Which brings us to that more traditional and telling measure of how mitigation is working: new cases. And it turns out the seven-day average is actually down significantly — about 21 percent since Aug. 24, in fact.
Take a look at this chart from the Oregon Health Authority. Aug. 24 came right before the current peak of average new cases, and they’ve since fallen to an average of about 1,600.
Daily deaths have also leveled off and even declined of late. While the National Review piece notes they continued to rise even shortly after the mandate began, that’s to be expected. People who die often don’t do so right away, but two to eight weeks after infection, making this a lagging indicator of mitigation.
A good rule of thumb is to look at deaths about two or so weeks after new cases, and sure enough, deaths peaked around an average of 20-25 in early to mid-September, before falling to an average of 16 today. (These numbers are small enough that there’s likely some statistical noise involved, but the seven-day average has declined after that lag period.)
The National Review piece does mention the decline in new cases, before adding in the next paragraph, “Nonetheless, the fact that the state with the most far-reaching masking requirement has seen a 73 percent increase in active cases in about a month is a vivid illustration of the limitations of masks.”
Mostly, though, it seems to be a reflection of an already-existent spike in cases, which happens to have leveled off and then fallen shortly after the mandate was instituted.
Does that mean the curve has flattened and then declined because of the mandate?
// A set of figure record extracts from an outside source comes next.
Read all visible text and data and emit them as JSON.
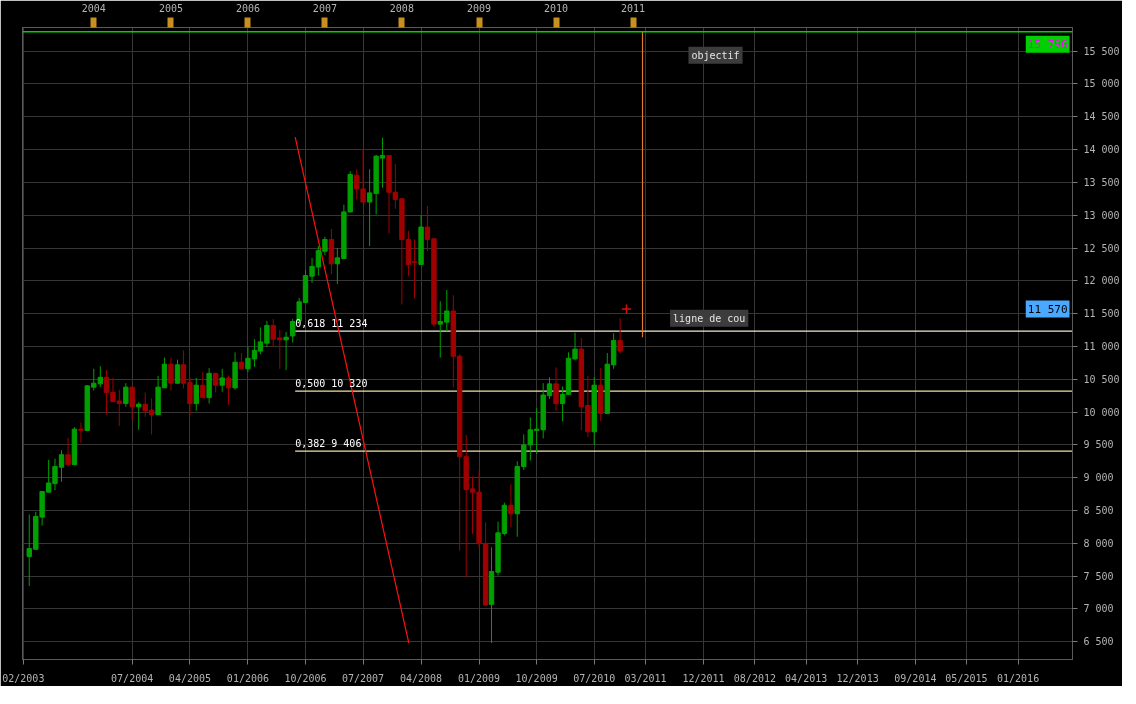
{
  "chart_data": {
    "type": "candlestick",
    "x": [
      "2003-03",
      "2003-04",
      "2003-05",
      "2003-06",
      "2003-07",
      "2003-08",
      "2003-09",
      "2003-10",
      "2003-11",
      "2003-12",
      "2004-01",
      "2004-02",
      "2004-03",
      "2004-04",
      "2004-05",
      "2004-06",
      "2004-07",
      "2004-08",
      "2004-09",
      "2004-10",
      "2004-11",
      "2004-12",
      "2005-01",
      "2005-02",
      "2005-03",
      "2005-04",
      "2005-05",
      "2005-06",
      "2005-07",
      "2005-08",
      "2005-09",
      "2005-10",
      "2005-11",
      "2005-12",
      "2006-01",
      "2006-02",
      "2006-03",
      "2006-04",
      "2006-05",
      "2006-06",
      "2006-07",
      "2006-08",
      "2006-09",
      "2006-10",
      "2006-11",
      "2006-12",
      "2007-01",
      "2007-02",
      "2007-03",
      "2007-04",
      "2007-05",
      "2007-06",
      "2007-07",
      "2007-08",
      "2007-09",
      "2007-10",
      "2007-11",
      "2007-12",
      "2008-01",
      "2008-02",
      "2008-03",
      "2008-04",
      "2008-05",
      "2008-06",
      "2008-07",
      "2008-08",
      "2008-09",
      "2008-10",
      "2008-11",
      "2008-12",
      "2009-01",
      "2009-02",
      "2009-03",
      "2009-04",
      "2009-05",
      "2009-06",
      "2009-07",
      "2009-08",
      "2009-09",
      "2009-10",
      "2009-11",
      "2009-12",
      "2010-01",
      "2010-02",
      "2010-03",
      "2010-04",
      "2010-05",
      "2010-06",
      "2010-07",
      "2010-08",
      "2010-09",
      "2010-10",
      "2010-11"
    ],
    "ohlc": [
      [
        7800,
        8440,
        7350,
        7920
      ],
      [
        7910,
        8480,
        7900,
        8410
      ],
      [
        8400,
        8790,
        8270,
        8790
      ],
      [
        8780,
        9270,
        8780,
        8920
      ],
      [
        8910,
        9290,
        8810,
        9170
      ],
      [
        9160,
        9420,
        8940,
        9350
      ],
      [
        9350,
        9610,
        9170,
        9200
      ],
      [
        9200,
        9770,
        9190,
        9740
      ],
      [
        9740,
        9840,
        9530,
        9720
      ],
      [
        9720,
        10410,
        9710,
        10400
      ],
      [
        10380,
        10660,
        10330,
        10440
      ],
      [
        10430,
        10700,
        10380,
        10530
      ],
      [
        10530,
        10640,
        9960,
        10300
      ],
      [
        10300,
        10520,
        10150,
        10160
      ],
      [
        10170,
        10340,
        9790,
        10130
      ],
      [
        10130,
        10440,
        10080,
        10380
      ],
      [
        10380,
        10390,
        9870,
        10080
      ],
      [
        10080,
        10150,
        9730,
        10120
      ],
      [
        10120,
        10300,
        9930,
        10020
      ],
      [
        10030,
        10210,
        9660,
        9960
      ],
      [
        9960,
        10550,
        9960,
        10380
      ],
      [
        10370,
        10830,
        10370,
        10730
      ],
      [
        10730,
        10830,
        10330,
        10440
      ],
      [
        10440,
        10800,
        10430,
        10720
      ],
      [
        10720,
        10940,
        10360,
        10440
      ],
      [
        10450,
        10520,
        9950,
        10130
      ],
      [
        10130,
        10520,
        10020,
        10410
      ],
      [
        10410,
        10610,
        10210,
        10220
      ],
      [
        10220,
        10670,
        10130,
        10590
      ],
      [
        10590,
        10600,
        10300,
        10410
      ],
      [
        10410,
        10660,
        10310,
        10520
      ],
      [
        10520,
        10560,
        10110,
        10370
      ],
      [
        10370,
        10910,
        10340,
        10760
      ],
      [
        10760,
        10900,
        10650,
        10660
      ],
      [
        10660,
        11000,
        10610,
        10820
      ],
      [
        10810,
        11110,
        10690,
        10940
      ],
      [
        10930,
        11290,
        10880,
        11070
      ],
      [
        11050,
        11390,
        10990,
        11320
      ],
      [
        11320,
        11420,
        10990,
        11110
      ],
      [
        11130,
        11250,
        10660,
        11100
      ],
      [
        11100,
        11220,
        10640,
        11140
      ],
      [
        11160,
        11420,
        11060,
        11380
      ],
      [
        11390,
        11740,
        11380,
        11680
      ],
      [
        11670,
        12160,
        11670,
        12080
      ],
      [
        12070,
        12350,
        11970,
        12220
      ],
      [
        12210,
        12530,
        12080,
        12460
      ],
      [
        12450,
        12670,
        12390,
        12630
      ],
      [
        12630,
        12790,
        12100,
        12260
      ],
      [
        12260,
        12500,
        11950,
        12350
      ],
      [
        12340,
        13160,
        12340,
        13050
      ],
      [
        13050,
        13670,
        13040,
        13620
      ],
      [
        13610,
        13700,
        13240,
        13400
      ],
      [
        13400,
        14010,
        13200,
        13200
      ],
      [
        13200,
        13700,
        12530,
        13340
      ],
      [
        13330,
        13920,
        13010,
        13900
      ],
      [
        13870,
        14180,
        13420,
        13910
      ],
      [
        13910,
        13910,
        12720,
        13350
      ],
      [
        13350,
        13780,
        13100,
        13240
      ],
      [
        13250,
        13250,
        11640,
        12630
      ],
      [
        12630,
        12760,
        12070,
        12250
      ],
      [
        12290,
        12630,
        11730,
        12280
      ],
      [
        12250,
        13000,
        12250,
        12820
      ],
      [
        12820,
        13140,
        12450,
        12630
      ],
      [
        12640,
        12640,
        11300,
        11340
      ],
      [
        11340,
        11690,
        10830,
        11380
      ],
      [
        11370,
        11860,
        11230,
        11540
      ],
      [
        11540,
        11780,
        10380,
        10850
      ],
      [
        10850,
        10880,
        7890,
        9320
      ],
      [
        9320,
        9650,
        7480,
        8820
      ],
      [
        8830,
        9020,
        8140,
        8780
      ],
      [
        8780,
        9110,
        7940,
        8000
      ],
      [
        8000,
        8320,
        7060,
        7060
      ],
      [
        7070,
        7940,
        6480,
        7570
      ],
      [
        7560,
        8330,
        7510,
        8160
      ],
      [
        8150,
        8620,
        8120,
        8580
      ],
      [
        8580,
        8900,
        8250,
        8450
      ],
      [
        8450,
        9250,
        8100,
        9170
      ],
      [
        9170,
        9660,
        9120,
        9500
      ],
      [
        9500,
        9920,
        9260,
        9730
      ],
      [
        9720,
        10060,
        9360,
        9740
      ],
      [
        9730,
        10440,
        9600,
        10260
      ],
      [
        10250,
        10530,
        10200,
        10430
      ],
      [
        10430,
        10680,
        10020,
        10130
      ],
      [
        10130,
        10390,
        9860,
        10270
      ],
      [
        10270,
        10910,
        10270,
        10820
      ],
      [
        10810,
        11210,
        10790,
        10960
      ],
      [
        10960,
        11130,
        9720,
        10080
      ],
      [
        10100,
        10550,
        9620,
        9700
      ],
      [
        9700,
        10530,
        9500,
        10410
      ],
      [
        10410,
        10670,
        9860,
        9980
      ],
      [
        9980,
        10900,
        9980,
        10730
      ],
      [
        10720,
        11200,
        10660,
        11090
      ],
      [
        11090,
        11430,
        10890,
        10930
      ]
    ],
    "colors": [
      "#00a000",
      "#00a000",
      "#00a000",
      "#00a000",
      "#00a000",
      "#00a000",
      "#a00000",
      "#00a000",
      "#a00000",
      "#00a000",
      "#00a000",
      "#00a000",
      "#a00000",
      "#a00000",
      "#a00000",
      "#00a000",
      "#a00000",
      "#00a000",
      "#a00000",
      "#a00000",
      "#00a000",
      "#00a000",
      "#a00000",
      "#00a000",
      "#a00000",
      "#a00000",
      "#00a000",
      "#a00000",
      "#00a000",
      "#a00000",
      "#00a000",
      "#a00000",
      "#00a000",
      "#a00000",
      "#00a000",
      "#00a000",
      "#00a000",
      "#00a000",
      "#a00000",
      "#a00000",
      "#00a000",
      "#00a000",
      "#00a000",
      "#00a000",
      "#00a000",
      "#00a000",
      "#00a000",
      "#a00000",
      "#00a000",
      "#00a000",
      "#00a000",
      "#a00000",
      "#a00000",
      "#00a000",
      "#00a000",
      "#00a000",
      "#a00000",
      "#a00000",
      "#a00000",
      "#a00000",
      "#a00000",
      "#00a000",
      "#a00000",
      "#a00000",
      "#00a000",
      "#00a000",
      "#a00000",
      "#a00000",
      "#a00000",
      "#a00000",
      "#a00000",
      "#a00000",
      "#00a000",
      "#00a000",
      "#00a000",
      "#a00000",
      "#00a000",
      "#00a000",
      "#00a000",
      "#00a000",
      "#00a000",
      "#00a000",
      "#a00000",
      "#00a000",
      "#00a000",
      "#00a000",
      "#a00000",
      "#a00000",
      "#00a000",
      "#a00000",
      "#00a000",
      "#00a000",
      "#a00000"
    ],
    "series": [
      {
        "type": "line",
        "name": "0,618 11 234",
        "color": "#f2ead0",
        "x": [
          "2006-08-13",
          "2016-09-15"
        ],
        "values": [
          11234,
          11234
        ]
      },
      {
        "type": "line",
        "name": "0,500 10 320",
        "color": "#efe2a8",
        "x": [
          "2006-08-13",
          "2016-09-15"
        ],
        "values": [
          10320,
          10320
        ]
      },
      {
        "type": "line",
        "name": "0,382 9 406",
        "color": "#efe2a8",
        "x": [
          "2006-08-13",
          "2016-09-15"
        ],
        "values": [
          9406,
          9406
        ]
      },
      {
        "type": "line",
        "color": "#ff1010",
        "x": [
          "2006-08-13",
          "2008-02-03"
        ],
        "values": [
          14190,
          6480
        ]
      },
      {
        "type": "line",
        "color": "#e07b2a",
        "x": [
          "2011-02-15",
          "2011-02-15"
        ],
        "values": [
          11140,
          15796
        ]
      },
      {
        "type": "scatter",
        "color": "#d01010",
        "marker": "cross",
        "x": [
          "2010-12"
        ],
        "values": [
          11570
        ]
      }
    ],
    "ref_lines": [
      {
        "axis": "y",
        "value": 15796,
        "label": "15 796",
        "color": "#00d000"
      }
    ],
    "annotations": [
      "objectif",
      "ligne de cou",
      {
        "text": "11 570",
        "y": 11570
      }
    ],
    "xlim": [
      "2003-01-28",
      "2016-09-15"
    ],
    "xticks": [
      {
        "value": "2003-02",
        "label": "02/2003"
      },
      {
        "value": "2004-07",
        "label": "07/2004"
      },
      {
        "value": "2005-04",
        "label": "04/2005"
      },
      {
        "value": "2006-01",
        "label": "01/2006"
      },
      {
        "value": "2006-10",
        "label": "10/2006"
      },
      {
        "value": "2007-07",
        "label": "07/2007"
      },
      {
        "value": "2008-04",
        "label": "04/2008"
      },
      {
        "value": "2009-01",
        "label": "01/2009"
      },
      {
        "value": "2009-10",
        "label": "10/2009"
      },
      {
        "value": "2010-07",
        "label": "07/2010"
      },
      {
        "value": "2011-03",
        "label": "03/2011"
      },
      {
        "value": "2011-12",
        "label": "12/2011"
      },
      {
        "value": "2012-08",
        "label": "08/2012"
      },
      {
        "value": "2013-04",
        "label": "04/2013"
      },
      {
        "value": "2013-12",
        "label": "12/2013"
      },
      {
        "value": "2014-09",
        "label": "09/2014"
      },
      {
        "value": "2015-05",
        "label": "05/2015"
      },
      {
        "value": "2016-01",
        "label": "01/2016"
      }
    ],
    "x2lim": [
      "2003-01-28",
      "2016-09-15"
    ],
    "x2ticks": [
      "2004",
      "2005",
      "2006",
      "2007",
      "2008",
      "2009",
      "2010",
      "2011"
    ],
    "ylim": [
      6230,
      15860
    ],
    "yticks": [
      {
        "value": 6500,
        "label": "6 500"
      },
      {
        "value": 7000,
        "label": "7 000"
      },
      {
        "value": 7500,
        "label": "7 500"
      },
      {
        "value": 8000,
        "label": "8 000"
      },
      {
        "value": 8500,
        "label": "8 500"
      },
      {
        "value": 9000,
        "label": "9 000"
      },
      {
        "value": 9500,
        "label": "9 500"
      },
      {
        "value": 10000,
        "label": "10 000"
      },
      {
        "value": 10500,
        "label": "10 500"
      },
      {
        "value": 11000,
        "label": "11 000"
      },
      {
        "value": 11500,
        "label": "11 500"
      },
      {
        "value": 12000,
        "label": "12 000"
      },
      {
        "value": 12500,
        "label": "12 500"
      },
      {
        "value": 13000,
        "label": "13 000"
      },
      {
        "value": 13500,
        "label": "13 500"
      },
      {
        "value": 14000,
        "label": "14 000"
      },
      {
        "value": 14500,
        "label": "14 500"
      },
      {
        "value": 15000,
        "label": "15 000"
      },
      {
        "value": 15500,
        "label": "15 500"
      }
    ],
    "grid": true
  }
}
Not necessarily. Many things factor into increases and decreases, and even health officials who encourage masks have been circumspect about how much protection they offer. It’s quite likely that the flattening and decline of the case numbers owes more to other factors — changes in weather, people changing their other habits in light of the increase in cases, etc.
But to emphasize the active-case data in Oregon as some kind of an argument against a mask mandate is certainly a curious one, when other, better data — especially new cases — seems to suggest the situation has gotten under control, to some extent. (Hospitalizations have also declined since Aug. 24.)
The author of the National Review piece, Jim Geraghty, expanded on his argument Thursday when he got pushback. He noted that he has said masks probably help somewhat, but that “you can’t really mask your way out of this problem.” He also noted that people won’t always mask around their family members and in other contexts, which allows the virus to spread.
Which is all true. But nobody has ever held masking out there as a silver bullet. It’s a relatively easy mitigation technique that can slow the spread, hopefully in combination with other things that are far more effective, like vaccines.
Whether they should be mandated is a valid debate. But in that debate, we shouldn’t focus too much on anecdotal evidence in one state over a short period of time, and Oregon is hardly the case study against such mandates that some are suggesting.